Trying to convert Ensembl ID to gene name in R (biomaRt)

Question

I have a large dataset of gene expression data and I'm trying to convert the gene identifiers into gene names using biomaRt in RStudio, but for some reason when I use the merge function on my data frames, my entire data table is merged wrong/erased. I've looked at the previous questions here , but no matter what I try, my code doesn't seem to work properly.
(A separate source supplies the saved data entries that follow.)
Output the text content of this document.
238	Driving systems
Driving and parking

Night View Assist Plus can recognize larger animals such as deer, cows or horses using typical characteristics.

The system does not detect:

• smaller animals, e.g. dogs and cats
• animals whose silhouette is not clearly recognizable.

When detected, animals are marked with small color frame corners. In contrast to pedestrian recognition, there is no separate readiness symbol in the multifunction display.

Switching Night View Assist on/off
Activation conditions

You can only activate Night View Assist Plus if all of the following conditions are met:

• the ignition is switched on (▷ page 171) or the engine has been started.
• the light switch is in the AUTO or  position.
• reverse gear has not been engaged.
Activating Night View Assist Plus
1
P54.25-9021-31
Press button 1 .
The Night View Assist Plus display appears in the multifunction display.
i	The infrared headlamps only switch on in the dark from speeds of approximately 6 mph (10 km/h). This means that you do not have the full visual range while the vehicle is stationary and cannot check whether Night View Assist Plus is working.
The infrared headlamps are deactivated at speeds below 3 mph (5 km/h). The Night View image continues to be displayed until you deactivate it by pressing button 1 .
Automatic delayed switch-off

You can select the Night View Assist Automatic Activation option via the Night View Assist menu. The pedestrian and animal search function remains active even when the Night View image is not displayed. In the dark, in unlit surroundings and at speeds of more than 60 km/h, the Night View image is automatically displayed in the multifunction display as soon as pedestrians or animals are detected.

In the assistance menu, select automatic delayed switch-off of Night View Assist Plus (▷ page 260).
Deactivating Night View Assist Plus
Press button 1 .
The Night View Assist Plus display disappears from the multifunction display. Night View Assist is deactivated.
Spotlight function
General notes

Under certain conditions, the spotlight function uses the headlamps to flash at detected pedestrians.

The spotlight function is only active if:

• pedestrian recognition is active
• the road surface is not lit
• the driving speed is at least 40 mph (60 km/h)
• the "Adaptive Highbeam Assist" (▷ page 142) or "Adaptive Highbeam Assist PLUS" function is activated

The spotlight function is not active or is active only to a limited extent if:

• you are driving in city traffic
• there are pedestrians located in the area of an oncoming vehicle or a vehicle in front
Thank you infinitely!

library(biomaRt)
    
resdata <- merge(as.data.frame(res), as.data.frame(counts(dds, normalized=TRUE)), by="row.names", sort=FALSE)
names(resdata)[1] <- "genes"
head(resdata)

## Write results
resdata <- resdata[complete.cases(resdata), ]

dim(resdata)

The problems start here:

#to convert gene accession number to gene name

charg <- resdata$genes
head(charg)

charg2 = sapply(strsplit(charg, '.', fixed=T), function(x) x[1])

ensembl = useMart("ensembl",dataset="hsapiens_gene_ensembl")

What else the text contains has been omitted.